Sham contracting means drivers are misclassified as independent contractors with their own Australian Business Number (ABN), despite not having their own truck and being recruited to work under conditions that legally define them as employees.
Senator Sterle said "good, decent operators" were going to the wall because they paid drivers properly, including their pay as you earn taxes.
They were losing freight contracts to shonky competitors who did not pay award wages, superannuation, workers' compensation commitments and leave entitlements, shaving up to 30pc from their payroll costs.
That, in turn, enabled them to pitch for work at unrealistically cheap rates.
"I've had trucking companies tell me they have clients - national businesses - asking them to match the cheapest tenders, or lose the work," he said.
While sham contracting tended to be more prevalent among city-based road transport operators, trucking industry officials have warned rural communities were experiencing the industry's black economy impact, as well.

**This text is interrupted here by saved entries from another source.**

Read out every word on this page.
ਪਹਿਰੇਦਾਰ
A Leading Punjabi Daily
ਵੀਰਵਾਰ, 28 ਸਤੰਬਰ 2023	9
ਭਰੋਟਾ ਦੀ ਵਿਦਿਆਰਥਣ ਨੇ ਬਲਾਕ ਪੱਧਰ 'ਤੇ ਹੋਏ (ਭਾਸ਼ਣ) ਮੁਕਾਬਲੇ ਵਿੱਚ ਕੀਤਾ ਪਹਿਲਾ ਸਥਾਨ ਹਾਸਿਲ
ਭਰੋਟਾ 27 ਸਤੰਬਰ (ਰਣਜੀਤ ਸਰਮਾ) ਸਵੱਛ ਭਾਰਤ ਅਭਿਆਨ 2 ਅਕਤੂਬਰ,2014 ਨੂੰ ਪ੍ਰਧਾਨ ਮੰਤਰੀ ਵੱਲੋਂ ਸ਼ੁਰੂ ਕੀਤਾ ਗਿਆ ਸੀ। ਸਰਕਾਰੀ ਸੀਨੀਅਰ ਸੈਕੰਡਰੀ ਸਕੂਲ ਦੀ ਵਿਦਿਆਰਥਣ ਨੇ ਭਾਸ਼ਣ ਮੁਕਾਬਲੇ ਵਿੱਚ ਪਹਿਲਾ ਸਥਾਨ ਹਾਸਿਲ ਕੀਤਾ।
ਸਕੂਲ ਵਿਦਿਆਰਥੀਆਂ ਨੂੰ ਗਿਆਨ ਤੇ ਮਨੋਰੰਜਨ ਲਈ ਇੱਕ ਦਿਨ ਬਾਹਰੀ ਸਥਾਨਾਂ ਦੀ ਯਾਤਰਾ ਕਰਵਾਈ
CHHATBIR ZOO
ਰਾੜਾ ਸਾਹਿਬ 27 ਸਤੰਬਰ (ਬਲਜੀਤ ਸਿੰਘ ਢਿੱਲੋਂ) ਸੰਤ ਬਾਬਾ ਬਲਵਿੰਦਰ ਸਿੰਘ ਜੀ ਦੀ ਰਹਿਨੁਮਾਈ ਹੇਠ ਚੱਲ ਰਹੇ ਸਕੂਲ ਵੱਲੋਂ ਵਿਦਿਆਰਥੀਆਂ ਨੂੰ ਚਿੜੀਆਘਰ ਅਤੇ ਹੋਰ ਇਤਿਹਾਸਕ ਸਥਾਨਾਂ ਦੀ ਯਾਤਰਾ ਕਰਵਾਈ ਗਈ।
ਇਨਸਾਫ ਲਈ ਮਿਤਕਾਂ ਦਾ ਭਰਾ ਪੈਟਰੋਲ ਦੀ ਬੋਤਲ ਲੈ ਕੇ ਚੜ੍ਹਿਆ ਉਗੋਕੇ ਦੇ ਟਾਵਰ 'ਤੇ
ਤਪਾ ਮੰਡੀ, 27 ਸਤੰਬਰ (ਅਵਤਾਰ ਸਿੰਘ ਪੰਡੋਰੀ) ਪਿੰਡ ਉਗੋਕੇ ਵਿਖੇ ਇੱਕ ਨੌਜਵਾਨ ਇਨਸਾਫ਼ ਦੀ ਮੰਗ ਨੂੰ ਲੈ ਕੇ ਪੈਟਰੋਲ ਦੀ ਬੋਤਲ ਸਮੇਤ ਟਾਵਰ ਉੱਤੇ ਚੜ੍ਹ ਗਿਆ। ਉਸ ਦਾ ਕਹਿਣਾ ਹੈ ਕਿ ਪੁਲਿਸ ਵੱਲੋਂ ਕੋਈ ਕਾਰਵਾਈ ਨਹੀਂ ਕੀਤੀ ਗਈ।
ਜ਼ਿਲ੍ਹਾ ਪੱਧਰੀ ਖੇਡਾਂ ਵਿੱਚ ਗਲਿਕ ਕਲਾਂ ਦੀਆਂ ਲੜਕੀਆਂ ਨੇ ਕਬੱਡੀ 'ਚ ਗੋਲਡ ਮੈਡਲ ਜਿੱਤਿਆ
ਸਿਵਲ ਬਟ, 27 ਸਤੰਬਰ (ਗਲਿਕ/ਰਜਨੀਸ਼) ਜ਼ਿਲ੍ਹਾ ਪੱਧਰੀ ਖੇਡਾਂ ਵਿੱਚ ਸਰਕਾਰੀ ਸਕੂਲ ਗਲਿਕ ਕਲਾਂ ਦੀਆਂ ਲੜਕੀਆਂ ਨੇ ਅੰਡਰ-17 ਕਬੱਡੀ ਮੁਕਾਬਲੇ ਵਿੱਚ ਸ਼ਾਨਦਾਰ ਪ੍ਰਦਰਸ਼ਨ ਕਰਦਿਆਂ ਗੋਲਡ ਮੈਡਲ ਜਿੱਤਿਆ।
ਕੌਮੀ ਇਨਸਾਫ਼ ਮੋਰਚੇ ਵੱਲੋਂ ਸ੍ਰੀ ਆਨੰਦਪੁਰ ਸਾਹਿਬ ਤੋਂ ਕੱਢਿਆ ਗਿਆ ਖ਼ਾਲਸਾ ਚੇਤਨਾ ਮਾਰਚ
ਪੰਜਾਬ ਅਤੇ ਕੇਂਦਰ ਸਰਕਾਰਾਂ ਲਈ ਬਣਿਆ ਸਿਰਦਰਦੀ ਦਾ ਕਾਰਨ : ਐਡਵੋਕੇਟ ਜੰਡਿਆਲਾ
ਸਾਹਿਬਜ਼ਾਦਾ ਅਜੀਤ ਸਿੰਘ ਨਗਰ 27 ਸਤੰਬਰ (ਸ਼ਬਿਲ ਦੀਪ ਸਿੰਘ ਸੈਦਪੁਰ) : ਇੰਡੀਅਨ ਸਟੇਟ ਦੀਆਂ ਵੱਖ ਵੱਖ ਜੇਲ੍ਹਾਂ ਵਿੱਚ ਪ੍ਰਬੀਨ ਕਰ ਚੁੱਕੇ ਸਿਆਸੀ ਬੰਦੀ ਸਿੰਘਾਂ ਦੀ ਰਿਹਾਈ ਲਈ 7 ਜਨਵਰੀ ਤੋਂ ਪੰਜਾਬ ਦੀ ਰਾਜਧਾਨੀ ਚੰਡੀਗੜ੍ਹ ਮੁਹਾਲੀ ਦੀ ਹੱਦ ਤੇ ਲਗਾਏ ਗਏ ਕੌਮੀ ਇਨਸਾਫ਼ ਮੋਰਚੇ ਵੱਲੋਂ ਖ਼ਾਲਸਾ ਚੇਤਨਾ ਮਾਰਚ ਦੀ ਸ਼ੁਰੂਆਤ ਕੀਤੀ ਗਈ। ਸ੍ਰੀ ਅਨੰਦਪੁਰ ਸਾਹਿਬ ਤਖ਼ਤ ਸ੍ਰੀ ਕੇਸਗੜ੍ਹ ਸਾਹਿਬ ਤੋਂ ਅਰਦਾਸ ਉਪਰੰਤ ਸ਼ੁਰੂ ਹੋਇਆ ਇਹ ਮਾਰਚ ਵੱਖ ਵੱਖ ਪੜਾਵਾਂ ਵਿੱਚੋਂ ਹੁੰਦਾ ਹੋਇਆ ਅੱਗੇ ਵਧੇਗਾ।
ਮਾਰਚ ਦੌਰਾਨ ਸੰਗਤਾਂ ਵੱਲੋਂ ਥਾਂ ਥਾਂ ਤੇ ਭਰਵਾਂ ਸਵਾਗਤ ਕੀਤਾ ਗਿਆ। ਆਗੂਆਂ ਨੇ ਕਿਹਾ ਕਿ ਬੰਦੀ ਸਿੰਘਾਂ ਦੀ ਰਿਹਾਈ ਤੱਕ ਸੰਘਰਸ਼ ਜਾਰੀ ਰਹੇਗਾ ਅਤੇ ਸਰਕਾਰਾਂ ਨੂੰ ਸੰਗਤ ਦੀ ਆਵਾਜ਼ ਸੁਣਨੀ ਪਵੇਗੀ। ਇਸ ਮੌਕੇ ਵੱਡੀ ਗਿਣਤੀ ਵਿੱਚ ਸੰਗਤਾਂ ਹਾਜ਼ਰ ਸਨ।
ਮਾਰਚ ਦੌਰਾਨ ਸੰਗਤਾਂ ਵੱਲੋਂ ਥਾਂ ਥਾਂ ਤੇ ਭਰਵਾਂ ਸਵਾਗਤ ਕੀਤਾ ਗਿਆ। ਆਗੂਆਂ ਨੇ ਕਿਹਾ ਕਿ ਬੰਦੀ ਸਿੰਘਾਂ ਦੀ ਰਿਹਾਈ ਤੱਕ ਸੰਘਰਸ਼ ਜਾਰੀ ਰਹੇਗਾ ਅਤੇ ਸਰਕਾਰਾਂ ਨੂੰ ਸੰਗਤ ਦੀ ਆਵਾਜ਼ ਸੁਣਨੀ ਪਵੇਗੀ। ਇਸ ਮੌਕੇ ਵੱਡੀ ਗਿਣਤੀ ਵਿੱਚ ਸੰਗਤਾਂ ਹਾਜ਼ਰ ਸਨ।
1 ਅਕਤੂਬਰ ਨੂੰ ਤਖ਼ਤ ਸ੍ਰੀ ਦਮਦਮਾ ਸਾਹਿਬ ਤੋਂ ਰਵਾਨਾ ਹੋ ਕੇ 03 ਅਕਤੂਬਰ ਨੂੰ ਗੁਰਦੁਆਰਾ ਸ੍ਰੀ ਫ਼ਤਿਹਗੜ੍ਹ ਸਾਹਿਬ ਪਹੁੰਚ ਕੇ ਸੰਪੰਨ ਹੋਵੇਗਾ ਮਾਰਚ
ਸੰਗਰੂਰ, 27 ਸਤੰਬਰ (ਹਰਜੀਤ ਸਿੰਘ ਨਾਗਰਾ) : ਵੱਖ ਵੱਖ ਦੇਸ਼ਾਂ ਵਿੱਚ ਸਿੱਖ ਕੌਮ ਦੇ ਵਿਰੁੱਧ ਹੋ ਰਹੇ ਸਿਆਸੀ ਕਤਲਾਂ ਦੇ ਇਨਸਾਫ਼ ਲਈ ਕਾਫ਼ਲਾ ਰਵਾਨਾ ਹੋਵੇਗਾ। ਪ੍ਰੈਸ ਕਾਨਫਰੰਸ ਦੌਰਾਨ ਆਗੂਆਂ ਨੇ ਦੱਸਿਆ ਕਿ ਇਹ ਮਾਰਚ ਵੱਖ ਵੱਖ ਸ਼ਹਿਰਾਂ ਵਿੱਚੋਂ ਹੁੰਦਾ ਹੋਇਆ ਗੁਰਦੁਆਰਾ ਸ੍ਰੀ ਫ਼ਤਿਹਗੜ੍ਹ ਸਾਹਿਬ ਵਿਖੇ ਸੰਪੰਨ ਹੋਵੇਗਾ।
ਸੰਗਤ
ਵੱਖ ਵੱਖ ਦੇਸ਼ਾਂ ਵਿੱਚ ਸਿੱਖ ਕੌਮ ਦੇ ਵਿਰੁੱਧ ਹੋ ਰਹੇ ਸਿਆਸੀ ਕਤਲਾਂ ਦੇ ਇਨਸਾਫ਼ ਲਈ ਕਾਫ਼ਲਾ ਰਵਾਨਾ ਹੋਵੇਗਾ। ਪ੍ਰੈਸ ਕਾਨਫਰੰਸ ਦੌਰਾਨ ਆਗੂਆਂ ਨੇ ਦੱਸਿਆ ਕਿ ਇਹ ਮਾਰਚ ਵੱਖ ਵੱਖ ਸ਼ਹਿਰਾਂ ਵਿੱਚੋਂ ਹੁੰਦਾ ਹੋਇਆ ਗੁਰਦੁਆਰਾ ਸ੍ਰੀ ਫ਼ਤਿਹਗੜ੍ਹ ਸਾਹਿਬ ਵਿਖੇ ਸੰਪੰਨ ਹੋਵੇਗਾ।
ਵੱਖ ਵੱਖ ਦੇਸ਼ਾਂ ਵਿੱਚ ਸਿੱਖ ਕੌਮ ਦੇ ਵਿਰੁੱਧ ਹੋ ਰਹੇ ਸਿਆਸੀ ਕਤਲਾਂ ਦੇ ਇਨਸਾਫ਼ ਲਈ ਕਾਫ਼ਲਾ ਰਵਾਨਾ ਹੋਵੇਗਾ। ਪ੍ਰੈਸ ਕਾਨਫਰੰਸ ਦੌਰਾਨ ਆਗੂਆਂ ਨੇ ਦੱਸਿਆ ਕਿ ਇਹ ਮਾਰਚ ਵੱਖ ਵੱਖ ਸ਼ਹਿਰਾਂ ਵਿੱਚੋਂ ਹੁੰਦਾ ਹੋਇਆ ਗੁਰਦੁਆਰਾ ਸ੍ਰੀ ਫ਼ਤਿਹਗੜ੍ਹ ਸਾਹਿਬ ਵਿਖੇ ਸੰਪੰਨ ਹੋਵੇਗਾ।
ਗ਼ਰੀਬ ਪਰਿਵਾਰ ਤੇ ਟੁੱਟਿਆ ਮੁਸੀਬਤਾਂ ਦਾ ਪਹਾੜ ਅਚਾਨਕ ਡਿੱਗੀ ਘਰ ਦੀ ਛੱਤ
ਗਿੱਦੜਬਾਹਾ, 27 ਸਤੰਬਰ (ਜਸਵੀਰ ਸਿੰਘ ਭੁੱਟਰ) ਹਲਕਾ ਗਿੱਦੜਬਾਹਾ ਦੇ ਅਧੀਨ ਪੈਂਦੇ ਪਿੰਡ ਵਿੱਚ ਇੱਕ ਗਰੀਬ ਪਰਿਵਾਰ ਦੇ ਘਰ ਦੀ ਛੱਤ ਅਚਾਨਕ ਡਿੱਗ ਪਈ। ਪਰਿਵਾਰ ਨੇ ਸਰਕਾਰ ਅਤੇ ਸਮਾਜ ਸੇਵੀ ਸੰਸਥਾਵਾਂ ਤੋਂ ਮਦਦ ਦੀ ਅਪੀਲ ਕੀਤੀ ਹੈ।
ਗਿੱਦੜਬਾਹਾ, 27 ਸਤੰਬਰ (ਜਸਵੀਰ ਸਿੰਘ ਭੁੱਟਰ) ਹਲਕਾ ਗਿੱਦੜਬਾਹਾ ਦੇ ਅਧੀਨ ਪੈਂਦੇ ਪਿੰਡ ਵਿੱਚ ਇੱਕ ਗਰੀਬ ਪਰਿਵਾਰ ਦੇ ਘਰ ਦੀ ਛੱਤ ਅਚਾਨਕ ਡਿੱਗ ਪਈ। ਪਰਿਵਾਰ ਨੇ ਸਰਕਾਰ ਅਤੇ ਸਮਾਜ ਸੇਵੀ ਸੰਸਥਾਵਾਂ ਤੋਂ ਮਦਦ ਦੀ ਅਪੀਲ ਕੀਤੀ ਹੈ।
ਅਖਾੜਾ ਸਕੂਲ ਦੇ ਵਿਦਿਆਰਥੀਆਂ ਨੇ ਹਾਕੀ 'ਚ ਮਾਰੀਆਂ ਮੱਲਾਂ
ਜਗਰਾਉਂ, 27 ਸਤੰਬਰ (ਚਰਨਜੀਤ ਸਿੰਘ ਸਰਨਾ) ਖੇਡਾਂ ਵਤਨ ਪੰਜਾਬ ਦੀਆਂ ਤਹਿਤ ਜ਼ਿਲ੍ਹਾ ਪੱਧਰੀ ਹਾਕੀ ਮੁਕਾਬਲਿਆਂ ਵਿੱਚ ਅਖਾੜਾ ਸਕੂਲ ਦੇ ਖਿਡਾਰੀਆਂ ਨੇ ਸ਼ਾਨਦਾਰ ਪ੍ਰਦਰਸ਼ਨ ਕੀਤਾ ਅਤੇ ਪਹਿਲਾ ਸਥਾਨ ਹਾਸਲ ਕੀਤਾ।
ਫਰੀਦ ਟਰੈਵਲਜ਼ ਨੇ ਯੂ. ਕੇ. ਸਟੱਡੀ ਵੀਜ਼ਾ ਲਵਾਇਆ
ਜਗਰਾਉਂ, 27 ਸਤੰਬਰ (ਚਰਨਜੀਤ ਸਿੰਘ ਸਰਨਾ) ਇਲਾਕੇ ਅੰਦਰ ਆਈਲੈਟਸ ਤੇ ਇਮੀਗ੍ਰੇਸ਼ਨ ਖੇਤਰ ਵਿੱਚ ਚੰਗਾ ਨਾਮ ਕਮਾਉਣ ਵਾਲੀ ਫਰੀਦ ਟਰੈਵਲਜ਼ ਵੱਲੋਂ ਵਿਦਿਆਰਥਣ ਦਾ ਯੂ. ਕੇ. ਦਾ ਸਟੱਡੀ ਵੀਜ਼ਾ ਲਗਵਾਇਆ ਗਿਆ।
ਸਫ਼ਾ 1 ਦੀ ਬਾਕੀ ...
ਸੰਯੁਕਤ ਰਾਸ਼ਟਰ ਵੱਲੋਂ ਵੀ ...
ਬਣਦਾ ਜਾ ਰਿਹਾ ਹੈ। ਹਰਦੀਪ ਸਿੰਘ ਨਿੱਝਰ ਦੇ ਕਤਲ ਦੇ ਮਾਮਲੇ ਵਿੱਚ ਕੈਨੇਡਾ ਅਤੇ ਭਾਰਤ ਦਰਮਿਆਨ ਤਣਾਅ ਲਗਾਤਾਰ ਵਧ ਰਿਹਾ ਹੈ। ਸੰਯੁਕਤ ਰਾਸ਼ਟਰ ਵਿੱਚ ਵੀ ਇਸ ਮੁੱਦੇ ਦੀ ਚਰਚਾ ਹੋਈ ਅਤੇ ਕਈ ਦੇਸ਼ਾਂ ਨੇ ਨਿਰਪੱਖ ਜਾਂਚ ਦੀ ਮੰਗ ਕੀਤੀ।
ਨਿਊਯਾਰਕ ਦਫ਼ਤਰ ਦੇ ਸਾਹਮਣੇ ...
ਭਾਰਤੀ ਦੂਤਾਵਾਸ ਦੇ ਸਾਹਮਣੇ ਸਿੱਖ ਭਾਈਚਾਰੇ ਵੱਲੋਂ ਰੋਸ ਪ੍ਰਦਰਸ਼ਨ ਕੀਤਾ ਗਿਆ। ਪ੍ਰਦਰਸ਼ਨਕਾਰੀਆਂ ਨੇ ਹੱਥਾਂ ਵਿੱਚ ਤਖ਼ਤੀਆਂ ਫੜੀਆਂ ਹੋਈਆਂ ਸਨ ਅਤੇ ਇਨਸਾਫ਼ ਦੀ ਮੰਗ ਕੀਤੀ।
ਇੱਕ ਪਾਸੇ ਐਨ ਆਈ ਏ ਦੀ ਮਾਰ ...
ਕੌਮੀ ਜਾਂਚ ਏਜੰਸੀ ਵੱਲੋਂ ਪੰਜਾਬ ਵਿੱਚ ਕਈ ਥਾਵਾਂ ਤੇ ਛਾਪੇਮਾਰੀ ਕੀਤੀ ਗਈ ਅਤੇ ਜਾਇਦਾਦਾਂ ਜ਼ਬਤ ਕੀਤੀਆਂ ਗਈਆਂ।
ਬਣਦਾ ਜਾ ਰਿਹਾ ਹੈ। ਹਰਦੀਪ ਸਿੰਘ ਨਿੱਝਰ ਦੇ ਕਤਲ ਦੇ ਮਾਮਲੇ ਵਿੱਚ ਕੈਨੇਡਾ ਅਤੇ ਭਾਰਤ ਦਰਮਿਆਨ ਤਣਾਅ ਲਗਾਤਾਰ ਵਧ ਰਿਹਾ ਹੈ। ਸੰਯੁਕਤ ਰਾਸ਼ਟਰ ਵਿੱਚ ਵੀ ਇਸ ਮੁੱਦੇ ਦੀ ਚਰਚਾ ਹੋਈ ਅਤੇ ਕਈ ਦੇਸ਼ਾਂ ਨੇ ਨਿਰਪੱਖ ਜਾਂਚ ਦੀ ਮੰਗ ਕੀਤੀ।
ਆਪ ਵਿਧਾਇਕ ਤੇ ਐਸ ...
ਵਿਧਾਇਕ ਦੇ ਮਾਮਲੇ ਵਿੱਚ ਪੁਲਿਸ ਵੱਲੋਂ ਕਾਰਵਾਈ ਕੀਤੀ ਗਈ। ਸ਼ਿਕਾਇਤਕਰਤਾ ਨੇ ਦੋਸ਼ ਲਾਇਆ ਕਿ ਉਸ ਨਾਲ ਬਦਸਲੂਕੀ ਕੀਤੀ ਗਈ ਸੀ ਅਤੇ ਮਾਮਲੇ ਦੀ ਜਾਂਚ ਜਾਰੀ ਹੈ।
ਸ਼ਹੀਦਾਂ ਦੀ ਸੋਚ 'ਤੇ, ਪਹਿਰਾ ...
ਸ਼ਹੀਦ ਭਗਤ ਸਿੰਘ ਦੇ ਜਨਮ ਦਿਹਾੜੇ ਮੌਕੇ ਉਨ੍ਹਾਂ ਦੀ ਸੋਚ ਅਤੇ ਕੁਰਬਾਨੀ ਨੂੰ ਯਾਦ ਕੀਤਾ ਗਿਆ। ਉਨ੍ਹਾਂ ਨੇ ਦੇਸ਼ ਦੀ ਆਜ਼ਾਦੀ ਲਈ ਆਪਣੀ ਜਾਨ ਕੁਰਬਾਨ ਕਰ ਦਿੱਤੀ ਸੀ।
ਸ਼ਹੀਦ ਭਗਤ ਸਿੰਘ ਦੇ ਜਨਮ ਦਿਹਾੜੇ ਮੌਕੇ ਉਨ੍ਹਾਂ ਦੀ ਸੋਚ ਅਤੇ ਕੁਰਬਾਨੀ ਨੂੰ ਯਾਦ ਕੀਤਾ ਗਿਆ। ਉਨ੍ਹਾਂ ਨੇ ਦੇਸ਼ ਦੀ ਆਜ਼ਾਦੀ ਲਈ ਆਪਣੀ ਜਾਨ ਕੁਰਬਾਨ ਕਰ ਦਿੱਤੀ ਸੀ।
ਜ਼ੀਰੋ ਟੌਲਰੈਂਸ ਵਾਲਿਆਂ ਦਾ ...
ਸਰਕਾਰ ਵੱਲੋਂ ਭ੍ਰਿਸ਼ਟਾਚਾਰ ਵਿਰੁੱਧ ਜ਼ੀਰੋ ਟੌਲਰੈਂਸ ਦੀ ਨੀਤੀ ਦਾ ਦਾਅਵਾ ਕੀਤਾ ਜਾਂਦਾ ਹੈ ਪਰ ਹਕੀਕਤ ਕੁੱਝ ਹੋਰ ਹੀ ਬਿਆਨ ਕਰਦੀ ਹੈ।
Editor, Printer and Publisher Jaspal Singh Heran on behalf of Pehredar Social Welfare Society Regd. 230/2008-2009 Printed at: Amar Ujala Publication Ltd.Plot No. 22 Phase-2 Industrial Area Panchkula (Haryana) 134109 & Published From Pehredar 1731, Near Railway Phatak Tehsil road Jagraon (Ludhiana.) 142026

Smaller and family-run regional and interstate carriers were particularly vulnerable to the freight industry's high operating costs, tight profit margins, elevated interest rates and fierce competition, according to a recent assessment by credit analysis group, CreditorWatch.
It noted they also lacked the cash reserves and negotiation leverage of larger logistics companies.
Among the rural industries considered most likely to be enticed to use unusually cheap freight providers is the horticulture sector, although feedback from industry leaders suggested sham contract operators were not obvious.
"That's not to say it isn't happening, and it's certainly not condoned, but there doesn't seem to be evidence of it impacting our industry," said National Farmers Federation Horticulture Council chairman, Jolyon Burnett.
The farm sector was well aware of the cost pressures associated with moving produce, but also tended to rely on farm-connected freight operators or contractors recommended by retailers.
He felt major horticulture retailers were expected to be dealing with credible operators and would be conscious to avoid connections with illegal employment schemers.
"We shouldn't have to put a bomb under government agencies to fix this," said Senator Sterle, whose family has lengthy ties to the trucking sector, including his own 11 years as a former owner-driver.
"I can't understand why the tax office is asleep at the wheel.
Senator Glenn Sterle says decent road freight operators are going to the wall because they pay drivers properly. File picture.
"There's a lot of unpaid tax and superannuation going unaccounted for, yet at the same time ATO's not afraid to jump on a family business that might be a few weeks late submitting their BAS details."
Australian Taxation Office officials told a November meeting with the trucking industry that while road freight companies must report annually what they paid contractors, which should identify tax avoidance through cash payments and income under reporting, the system was "less effective than it could be".
The ATO had agreed to review how the taxable payments annual reports were used to identify and act on omitted income, labour expenses and non-lodgement of tax returns to better detect operators in the shadow economy.
However, Senator Sterle, who convened the meeting, expected more decisive action from the ATO and other government agencies, including Border Force, the Fair Work Ombudsman's office and the National Heavy Vehicle Regulator.
He had identified transport operators who were employing unwitting foreign-sourced drivers on sham contractor arrangements and he expected relevant federal government agency officials to "drive into their yards and interview people".
"If you're employed as a driver you should have a payslip, if you are a contractor you should be able to prove it with a truck and registration papers," he said.